Back in the days, I was involved in the development of an automation flow which required a language called BPEL (Business Process Execution Language). It’s the type of development when the GUI is presented with different components. And what is needed for developing flow is drag & drop on canvas.

To be honest, this kind of development looks fresh at the start. But later on, more issues were found during further interaction with these development tools so we have to be forced back to look into the code the trace down the error, since under the “fancy” cover the GUI tools, it’s auto-generating code mechanism which essentially still generates a fairly complex piece of java code.


Coming back to the topic of Talend of this post, it’s related to this particular previous experience because they both are the same type of development mode that works on interactive GUI to design and orchestrate workflows. And perhaps not surprisingly, they are generating JAVA code at the back.

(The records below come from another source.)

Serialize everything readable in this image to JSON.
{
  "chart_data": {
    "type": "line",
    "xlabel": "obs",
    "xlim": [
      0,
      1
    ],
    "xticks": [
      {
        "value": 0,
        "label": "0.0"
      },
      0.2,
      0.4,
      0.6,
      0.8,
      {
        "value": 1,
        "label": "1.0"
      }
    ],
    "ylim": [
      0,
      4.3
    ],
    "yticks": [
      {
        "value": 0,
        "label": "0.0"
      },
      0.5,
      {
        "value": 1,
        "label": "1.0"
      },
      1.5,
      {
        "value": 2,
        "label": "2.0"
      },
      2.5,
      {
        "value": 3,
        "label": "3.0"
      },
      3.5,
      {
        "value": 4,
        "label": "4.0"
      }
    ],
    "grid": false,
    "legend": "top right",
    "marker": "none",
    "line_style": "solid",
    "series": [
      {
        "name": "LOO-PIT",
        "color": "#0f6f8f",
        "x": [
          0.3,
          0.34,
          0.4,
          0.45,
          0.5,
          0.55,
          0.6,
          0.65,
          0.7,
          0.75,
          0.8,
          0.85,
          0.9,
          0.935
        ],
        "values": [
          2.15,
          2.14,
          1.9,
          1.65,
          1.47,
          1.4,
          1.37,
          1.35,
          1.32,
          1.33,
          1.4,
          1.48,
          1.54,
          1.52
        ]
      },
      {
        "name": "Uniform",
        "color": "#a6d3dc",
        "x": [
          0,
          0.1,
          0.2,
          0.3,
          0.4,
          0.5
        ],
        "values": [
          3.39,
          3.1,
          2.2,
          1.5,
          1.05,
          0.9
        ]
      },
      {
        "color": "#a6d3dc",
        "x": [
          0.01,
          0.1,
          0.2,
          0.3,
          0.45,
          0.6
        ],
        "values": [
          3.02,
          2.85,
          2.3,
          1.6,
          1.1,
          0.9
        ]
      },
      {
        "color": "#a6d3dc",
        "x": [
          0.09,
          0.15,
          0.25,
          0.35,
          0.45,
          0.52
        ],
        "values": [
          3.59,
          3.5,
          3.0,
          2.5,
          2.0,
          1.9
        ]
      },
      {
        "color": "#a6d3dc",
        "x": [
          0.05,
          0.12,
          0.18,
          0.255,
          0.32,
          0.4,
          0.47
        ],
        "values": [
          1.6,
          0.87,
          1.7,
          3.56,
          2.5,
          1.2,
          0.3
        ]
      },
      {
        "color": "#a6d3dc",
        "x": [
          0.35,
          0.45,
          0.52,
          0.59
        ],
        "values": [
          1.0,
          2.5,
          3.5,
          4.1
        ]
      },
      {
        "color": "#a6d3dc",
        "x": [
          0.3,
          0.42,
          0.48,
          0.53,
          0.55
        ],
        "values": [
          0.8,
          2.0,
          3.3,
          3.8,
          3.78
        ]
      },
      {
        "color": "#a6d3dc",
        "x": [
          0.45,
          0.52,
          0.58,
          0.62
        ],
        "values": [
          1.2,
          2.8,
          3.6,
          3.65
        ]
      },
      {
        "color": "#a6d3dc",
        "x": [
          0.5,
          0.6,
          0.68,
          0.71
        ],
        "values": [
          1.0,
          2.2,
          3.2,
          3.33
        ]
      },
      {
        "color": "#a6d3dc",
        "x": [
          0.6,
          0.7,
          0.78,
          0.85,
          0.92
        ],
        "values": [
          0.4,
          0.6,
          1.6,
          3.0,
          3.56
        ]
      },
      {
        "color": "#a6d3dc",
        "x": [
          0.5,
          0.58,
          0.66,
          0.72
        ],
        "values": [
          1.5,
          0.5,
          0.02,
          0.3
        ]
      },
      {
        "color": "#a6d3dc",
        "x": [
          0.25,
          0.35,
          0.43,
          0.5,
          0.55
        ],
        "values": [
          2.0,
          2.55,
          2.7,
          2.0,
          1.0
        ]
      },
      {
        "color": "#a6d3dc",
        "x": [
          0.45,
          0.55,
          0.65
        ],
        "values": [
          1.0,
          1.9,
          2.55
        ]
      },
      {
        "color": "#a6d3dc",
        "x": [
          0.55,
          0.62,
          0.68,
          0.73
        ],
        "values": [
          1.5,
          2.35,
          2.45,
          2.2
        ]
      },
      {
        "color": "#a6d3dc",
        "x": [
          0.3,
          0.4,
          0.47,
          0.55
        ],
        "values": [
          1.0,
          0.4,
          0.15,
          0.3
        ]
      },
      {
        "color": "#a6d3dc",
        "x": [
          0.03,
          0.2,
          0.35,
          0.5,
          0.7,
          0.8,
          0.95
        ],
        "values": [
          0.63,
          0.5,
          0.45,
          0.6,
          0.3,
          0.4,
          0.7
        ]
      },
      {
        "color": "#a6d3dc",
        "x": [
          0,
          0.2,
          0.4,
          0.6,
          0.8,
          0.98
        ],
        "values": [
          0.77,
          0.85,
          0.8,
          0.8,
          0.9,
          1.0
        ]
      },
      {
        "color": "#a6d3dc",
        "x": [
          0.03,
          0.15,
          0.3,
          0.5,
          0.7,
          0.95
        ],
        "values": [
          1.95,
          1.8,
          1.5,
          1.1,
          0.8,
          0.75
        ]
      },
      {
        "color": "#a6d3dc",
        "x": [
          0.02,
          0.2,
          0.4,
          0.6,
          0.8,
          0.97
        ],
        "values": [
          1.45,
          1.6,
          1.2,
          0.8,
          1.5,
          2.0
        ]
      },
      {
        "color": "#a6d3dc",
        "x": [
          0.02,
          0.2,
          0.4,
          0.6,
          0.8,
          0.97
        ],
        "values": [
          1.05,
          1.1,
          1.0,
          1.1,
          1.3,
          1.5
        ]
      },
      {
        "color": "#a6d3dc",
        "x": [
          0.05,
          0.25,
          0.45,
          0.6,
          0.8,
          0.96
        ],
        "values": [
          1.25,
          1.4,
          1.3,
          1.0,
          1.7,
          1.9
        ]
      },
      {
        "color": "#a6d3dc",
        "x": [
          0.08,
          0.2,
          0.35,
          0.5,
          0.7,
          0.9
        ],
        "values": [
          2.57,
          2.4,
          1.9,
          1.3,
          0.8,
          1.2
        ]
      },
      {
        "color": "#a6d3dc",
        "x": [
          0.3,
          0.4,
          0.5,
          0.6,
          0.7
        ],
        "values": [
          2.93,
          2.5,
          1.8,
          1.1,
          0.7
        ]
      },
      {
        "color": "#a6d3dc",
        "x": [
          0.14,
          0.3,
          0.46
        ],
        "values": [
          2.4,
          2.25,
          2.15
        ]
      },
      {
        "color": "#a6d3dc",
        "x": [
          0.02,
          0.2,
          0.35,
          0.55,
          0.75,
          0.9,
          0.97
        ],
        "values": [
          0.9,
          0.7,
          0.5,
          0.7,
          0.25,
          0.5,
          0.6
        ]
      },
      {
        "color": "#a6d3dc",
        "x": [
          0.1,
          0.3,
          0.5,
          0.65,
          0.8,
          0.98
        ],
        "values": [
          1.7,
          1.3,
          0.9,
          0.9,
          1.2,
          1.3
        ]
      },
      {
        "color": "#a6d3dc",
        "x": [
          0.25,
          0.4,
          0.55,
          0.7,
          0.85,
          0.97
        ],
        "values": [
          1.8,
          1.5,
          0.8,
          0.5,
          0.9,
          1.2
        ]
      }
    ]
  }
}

So here is what I have experienced with Talend Open Studio.

The Good
  1. It’s essentially JAVA! The outcome of code generated is essentially java. Having said that, this means if there is a syntax error, or there is a misunderstanding of how code works, we can always look into the code part side right-side of “Designer” panel of canvas and find out the exact reason.
  2. The orchestration flow is clear and easy to read from start given a canvas based design flow illustration, which might be much clean and easy to read than the code. (Opinionated!)
  3. Many featured components to work on instead of implementing them from scratch, e.g. FTP connection, File read and listing and writing, AWS S3 interaction, and data flow processor such as tMap, tNormalize, tUnite, tJavaFlex, tJavaRow.
The Bad
  1. It’s essentially JAVA! The runtime Env is slow due to JVM and requires extra compilation beforehand. Digging through java runtime error is not fun. Code generated is more and more complex when putting more components into the canvas which eventually takes up all the resources.
  2. The context is double edged sword. It provides a clean and neat way of managing passing variables between jobs. But when lack of proper managing context in a much re-usable and clean way (similar to the concept of “eliminating global variables” in writing other codes), the number of them and maintenance overhead could easy be blown up.
  3. Some learning curve is expected when dealing with components like tJavaFlex. It may not work as originally expected when first come to use. And documentation about these components are just terrible all over the internet.
Learnings
  1. Get faster machines with bigger RAM
  2. Managing context with proper plan beforehand
  3. A good way of learning Talend is always trying to use it. It may take some time at the start, but it will always pay back at a later stage. Especially when one particular component is not familiar, put in tons of “System.out.println” will definitely help in understanding the priorities and flow.
  4. Putting in a lot of tWarn as placeholder and logging messages helps understand the application as well as helps program stand in a better position of self-organizing.
  5. Use tRunJob wisely since each job is representing a standalone process. Having said that, this means each job can be run independently and get valid result based on the ENV and inputs.
  6. Distinguish the concept of flow and row. Flow mainly focus on process orchestration while row represents the data stream. Having said that, there are many cases when we need to convert row data into different flow and vice versa. Think wisely. A lot of options here.
  7. Linkage between components such as “main”, “iterate” will pass the data row along the flow.
  8. Linkage between components such as “onSubJobOK”, “onSubJobError”, “onComponentOk”, “run If” will do the trigger once the current component and condition are met.
  9. Passing values between child job to parent job. Context and bufferOutput are commonly used. Be cautious about global variables.
  10. “CHILD_RETURN_CODE” is useful tool to reflex tRunJob running status.
  11. Useful tip as + to trigger lookup for all global variables available at given point.
  12. All exceptions should be handled properly, otherwise, it will be escalated to the top till the process get killed. Same rule as Java.